FAQs

What's the difference between a lease and standard financing?
Not much. Both allow you to pay for or use equipment by making a monthly payment. The main difference is ownership. With leasing you are making a monthly payment to use the equipment. You'll typically find more favorable and flexible structures with leasing as opposed to standard financing.

What type of upfront investment is required with leasing?
Most leasing companies require the equivalent of two payments in advance. This is normally much less than other forms of financing, in that down payments are not usually required and delivery and installation can be included in the lease.

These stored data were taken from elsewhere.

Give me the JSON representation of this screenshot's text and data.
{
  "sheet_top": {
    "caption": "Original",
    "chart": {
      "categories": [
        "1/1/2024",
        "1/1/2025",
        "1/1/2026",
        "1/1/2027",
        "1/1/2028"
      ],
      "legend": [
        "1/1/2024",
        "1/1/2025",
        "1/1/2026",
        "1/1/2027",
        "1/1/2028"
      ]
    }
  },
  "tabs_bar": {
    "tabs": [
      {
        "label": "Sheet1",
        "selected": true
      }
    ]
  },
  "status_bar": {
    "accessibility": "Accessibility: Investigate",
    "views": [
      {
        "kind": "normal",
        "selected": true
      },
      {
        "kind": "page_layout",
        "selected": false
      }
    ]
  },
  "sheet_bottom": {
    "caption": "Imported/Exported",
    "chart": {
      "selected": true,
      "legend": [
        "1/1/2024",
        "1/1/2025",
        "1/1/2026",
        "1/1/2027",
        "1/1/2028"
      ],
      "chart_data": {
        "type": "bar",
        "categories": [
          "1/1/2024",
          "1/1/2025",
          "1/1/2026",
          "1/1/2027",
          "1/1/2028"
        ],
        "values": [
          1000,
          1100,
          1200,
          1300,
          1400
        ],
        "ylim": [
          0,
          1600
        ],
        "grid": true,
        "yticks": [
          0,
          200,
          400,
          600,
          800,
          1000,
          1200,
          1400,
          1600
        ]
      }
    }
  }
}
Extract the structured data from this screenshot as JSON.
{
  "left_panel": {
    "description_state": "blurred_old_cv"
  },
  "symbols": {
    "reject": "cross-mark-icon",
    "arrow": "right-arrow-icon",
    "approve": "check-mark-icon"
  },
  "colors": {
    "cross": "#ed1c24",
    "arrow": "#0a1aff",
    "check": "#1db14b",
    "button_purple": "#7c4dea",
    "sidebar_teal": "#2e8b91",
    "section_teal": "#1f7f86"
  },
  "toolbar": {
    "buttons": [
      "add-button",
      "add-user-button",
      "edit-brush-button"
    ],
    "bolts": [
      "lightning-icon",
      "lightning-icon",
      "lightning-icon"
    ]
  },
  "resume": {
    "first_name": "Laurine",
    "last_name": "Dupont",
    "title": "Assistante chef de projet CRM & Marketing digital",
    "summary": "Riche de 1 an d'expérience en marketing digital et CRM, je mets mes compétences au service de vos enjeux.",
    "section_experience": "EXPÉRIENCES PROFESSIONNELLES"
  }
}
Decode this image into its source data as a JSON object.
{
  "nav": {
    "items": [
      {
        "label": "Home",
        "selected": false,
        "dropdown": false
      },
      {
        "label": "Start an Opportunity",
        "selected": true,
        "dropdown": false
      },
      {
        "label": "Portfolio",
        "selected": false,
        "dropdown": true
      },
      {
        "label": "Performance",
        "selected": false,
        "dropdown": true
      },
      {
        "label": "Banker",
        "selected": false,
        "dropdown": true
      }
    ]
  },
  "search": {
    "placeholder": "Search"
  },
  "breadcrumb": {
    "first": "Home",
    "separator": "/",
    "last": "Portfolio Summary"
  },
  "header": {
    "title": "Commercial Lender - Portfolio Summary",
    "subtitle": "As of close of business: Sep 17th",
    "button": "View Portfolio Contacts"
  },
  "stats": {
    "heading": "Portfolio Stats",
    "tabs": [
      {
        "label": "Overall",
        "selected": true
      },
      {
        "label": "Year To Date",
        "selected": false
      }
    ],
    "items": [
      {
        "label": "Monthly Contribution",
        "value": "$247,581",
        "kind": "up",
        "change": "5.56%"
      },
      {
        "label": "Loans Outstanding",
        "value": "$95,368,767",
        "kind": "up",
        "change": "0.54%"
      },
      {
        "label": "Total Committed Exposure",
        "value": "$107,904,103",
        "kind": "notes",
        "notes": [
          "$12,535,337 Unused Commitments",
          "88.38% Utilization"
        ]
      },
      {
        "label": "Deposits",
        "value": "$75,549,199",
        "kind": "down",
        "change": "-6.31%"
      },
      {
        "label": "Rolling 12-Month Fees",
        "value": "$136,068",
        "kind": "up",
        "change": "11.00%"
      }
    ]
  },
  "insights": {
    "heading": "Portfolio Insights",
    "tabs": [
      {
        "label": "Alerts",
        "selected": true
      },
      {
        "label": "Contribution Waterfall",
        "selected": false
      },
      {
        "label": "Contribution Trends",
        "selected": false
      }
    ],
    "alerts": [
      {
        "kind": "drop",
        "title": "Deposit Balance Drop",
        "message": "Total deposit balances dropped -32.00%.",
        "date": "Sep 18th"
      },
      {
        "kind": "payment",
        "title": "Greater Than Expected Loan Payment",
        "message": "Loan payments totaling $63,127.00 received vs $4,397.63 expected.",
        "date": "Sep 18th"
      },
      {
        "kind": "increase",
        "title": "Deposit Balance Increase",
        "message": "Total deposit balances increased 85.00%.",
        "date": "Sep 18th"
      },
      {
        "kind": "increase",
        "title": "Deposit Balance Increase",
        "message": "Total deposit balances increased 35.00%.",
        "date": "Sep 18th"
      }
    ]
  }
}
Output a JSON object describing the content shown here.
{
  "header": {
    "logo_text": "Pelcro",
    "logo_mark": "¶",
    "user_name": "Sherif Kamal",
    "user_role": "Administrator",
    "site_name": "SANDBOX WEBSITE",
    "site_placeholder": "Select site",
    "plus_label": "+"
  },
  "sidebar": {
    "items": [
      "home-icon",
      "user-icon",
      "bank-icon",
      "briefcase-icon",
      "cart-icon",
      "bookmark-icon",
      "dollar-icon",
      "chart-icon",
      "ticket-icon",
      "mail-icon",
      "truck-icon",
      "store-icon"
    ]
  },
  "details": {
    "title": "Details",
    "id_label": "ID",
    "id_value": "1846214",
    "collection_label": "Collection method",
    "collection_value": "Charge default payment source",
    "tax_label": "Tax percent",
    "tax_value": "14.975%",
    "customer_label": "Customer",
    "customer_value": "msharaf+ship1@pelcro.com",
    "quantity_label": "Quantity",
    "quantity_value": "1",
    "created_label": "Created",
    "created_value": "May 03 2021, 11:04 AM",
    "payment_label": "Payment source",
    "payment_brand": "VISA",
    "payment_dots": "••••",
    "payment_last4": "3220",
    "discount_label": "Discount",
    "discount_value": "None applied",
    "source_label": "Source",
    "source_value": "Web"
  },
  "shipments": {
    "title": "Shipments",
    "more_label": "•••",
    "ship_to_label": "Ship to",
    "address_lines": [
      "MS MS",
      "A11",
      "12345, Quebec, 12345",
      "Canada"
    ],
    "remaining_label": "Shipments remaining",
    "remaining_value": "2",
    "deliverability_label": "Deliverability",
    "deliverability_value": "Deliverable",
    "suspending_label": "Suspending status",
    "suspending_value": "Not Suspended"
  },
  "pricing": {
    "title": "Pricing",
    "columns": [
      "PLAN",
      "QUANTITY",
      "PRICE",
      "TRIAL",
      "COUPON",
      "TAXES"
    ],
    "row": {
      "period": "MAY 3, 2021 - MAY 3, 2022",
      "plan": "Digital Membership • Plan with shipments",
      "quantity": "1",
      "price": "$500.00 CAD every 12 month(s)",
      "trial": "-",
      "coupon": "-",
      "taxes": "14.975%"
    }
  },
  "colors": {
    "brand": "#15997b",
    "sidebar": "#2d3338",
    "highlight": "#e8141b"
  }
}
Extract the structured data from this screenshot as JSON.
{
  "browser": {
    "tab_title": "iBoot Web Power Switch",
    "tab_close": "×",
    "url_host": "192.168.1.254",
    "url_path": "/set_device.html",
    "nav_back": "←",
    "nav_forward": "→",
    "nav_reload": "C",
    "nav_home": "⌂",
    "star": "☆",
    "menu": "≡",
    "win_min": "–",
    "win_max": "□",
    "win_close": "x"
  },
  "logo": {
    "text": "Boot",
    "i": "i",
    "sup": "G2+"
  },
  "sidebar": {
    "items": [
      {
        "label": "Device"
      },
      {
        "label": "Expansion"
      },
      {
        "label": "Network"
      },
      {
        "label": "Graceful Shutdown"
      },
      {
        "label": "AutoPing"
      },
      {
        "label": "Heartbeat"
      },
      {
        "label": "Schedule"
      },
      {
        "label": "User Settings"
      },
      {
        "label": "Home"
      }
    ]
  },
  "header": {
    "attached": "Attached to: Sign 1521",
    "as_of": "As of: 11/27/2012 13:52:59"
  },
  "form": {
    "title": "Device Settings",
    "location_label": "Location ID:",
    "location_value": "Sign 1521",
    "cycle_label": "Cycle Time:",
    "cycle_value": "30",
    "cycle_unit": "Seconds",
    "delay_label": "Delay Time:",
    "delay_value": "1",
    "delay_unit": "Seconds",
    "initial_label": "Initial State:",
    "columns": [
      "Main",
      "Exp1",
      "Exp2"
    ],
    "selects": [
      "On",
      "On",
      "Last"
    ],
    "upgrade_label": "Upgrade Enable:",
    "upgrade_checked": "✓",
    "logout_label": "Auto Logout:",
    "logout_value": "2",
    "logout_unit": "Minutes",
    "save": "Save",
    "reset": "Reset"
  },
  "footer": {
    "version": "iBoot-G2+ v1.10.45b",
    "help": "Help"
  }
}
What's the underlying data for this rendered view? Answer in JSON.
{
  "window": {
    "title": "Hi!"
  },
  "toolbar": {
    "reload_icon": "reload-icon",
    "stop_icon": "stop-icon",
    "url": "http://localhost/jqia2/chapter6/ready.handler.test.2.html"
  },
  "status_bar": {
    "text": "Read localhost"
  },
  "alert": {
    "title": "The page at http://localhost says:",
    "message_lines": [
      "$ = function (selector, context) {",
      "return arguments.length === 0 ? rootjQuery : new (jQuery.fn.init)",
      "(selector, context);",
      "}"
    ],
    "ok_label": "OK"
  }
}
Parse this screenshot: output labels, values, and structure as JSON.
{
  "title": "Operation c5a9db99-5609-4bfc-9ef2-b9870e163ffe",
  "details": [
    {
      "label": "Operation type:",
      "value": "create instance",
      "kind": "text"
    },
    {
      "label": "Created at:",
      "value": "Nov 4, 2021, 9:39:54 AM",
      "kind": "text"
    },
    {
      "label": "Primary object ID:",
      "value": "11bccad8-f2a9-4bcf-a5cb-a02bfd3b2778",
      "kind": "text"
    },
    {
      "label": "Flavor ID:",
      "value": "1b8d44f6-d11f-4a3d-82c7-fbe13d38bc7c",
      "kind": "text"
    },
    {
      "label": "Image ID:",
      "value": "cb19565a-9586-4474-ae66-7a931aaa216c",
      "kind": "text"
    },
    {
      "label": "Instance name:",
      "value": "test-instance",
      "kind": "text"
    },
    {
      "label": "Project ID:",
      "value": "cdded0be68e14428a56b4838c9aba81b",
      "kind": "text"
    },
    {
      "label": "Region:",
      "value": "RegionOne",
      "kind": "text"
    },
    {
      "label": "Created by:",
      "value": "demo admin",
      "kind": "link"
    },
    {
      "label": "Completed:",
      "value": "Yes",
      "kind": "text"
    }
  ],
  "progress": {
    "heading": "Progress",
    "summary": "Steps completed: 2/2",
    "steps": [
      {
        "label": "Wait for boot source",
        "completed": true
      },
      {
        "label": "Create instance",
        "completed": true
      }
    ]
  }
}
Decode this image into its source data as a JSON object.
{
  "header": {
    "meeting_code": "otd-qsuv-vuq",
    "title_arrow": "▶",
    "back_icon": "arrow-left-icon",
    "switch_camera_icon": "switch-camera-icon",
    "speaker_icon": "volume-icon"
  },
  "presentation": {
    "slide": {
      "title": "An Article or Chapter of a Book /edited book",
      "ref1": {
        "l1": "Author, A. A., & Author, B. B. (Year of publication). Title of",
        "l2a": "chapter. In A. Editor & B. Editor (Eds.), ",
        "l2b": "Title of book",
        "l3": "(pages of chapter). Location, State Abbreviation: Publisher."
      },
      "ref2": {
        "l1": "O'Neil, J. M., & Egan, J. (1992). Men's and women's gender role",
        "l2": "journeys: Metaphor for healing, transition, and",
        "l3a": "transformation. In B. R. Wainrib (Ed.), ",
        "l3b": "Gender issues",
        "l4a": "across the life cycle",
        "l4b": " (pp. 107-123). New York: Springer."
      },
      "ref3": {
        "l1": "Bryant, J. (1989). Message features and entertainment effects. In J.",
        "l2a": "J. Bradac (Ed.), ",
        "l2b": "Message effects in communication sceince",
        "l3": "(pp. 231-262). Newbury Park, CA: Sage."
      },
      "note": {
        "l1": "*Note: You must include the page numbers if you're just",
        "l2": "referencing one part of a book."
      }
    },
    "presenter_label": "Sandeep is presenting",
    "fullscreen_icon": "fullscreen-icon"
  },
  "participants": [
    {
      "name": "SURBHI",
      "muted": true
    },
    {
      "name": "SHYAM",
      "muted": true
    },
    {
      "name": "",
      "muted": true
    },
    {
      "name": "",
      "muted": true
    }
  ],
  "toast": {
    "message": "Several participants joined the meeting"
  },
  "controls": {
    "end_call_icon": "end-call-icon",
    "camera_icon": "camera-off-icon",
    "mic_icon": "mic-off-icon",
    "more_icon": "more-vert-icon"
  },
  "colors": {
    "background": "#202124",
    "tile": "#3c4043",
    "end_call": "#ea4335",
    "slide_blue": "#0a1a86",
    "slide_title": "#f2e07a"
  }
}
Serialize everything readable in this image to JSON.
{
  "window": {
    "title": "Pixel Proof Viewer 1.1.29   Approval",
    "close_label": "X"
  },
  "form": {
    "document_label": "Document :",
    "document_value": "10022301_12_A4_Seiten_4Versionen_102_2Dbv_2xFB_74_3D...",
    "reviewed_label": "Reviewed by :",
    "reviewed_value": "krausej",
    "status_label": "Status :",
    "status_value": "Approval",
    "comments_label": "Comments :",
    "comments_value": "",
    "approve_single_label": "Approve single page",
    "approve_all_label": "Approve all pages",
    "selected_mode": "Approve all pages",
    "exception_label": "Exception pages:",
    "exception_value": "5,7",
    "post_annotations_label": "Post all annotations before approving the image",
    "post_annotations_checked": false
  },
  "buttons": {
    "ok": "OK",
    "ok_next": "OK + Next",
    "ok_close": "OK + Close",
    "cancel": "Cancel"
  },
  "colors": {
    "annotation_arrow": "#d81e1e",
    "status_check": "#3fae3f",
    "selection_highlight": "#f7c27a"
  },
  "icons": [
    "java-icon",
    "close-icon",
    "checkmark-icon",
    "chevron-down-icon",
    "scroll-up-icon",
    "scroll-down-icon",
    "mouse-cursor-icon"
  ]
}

What happens at the end of the lease?
Depending upon the structure of the lease you will normally be able to purchase the equipment or return it to the lessor. Make sure you clearly understand your options at the end of the lease term before entering into a lease. Financial Pacific personnel will do what they can to make sure you understand all of the alternatives available to you at the end of your lease.

Are there tax advantages to leasing?
In many cases there may be depending upon the structure of the lease. Financial Pacific helps you structure the lease that best fits your cash flow needs. We encourage you to work with your accountant or tax advisor to insure proper handling of taxes.

What terms are available to me when leasing?
Depending upon the equipment being leased terms can range from 24 to 60 months. Financial Pacific can also structure the lease to best fit your cash flow requirements by designing a payment plan that can include skip payments or seasonal adjustments.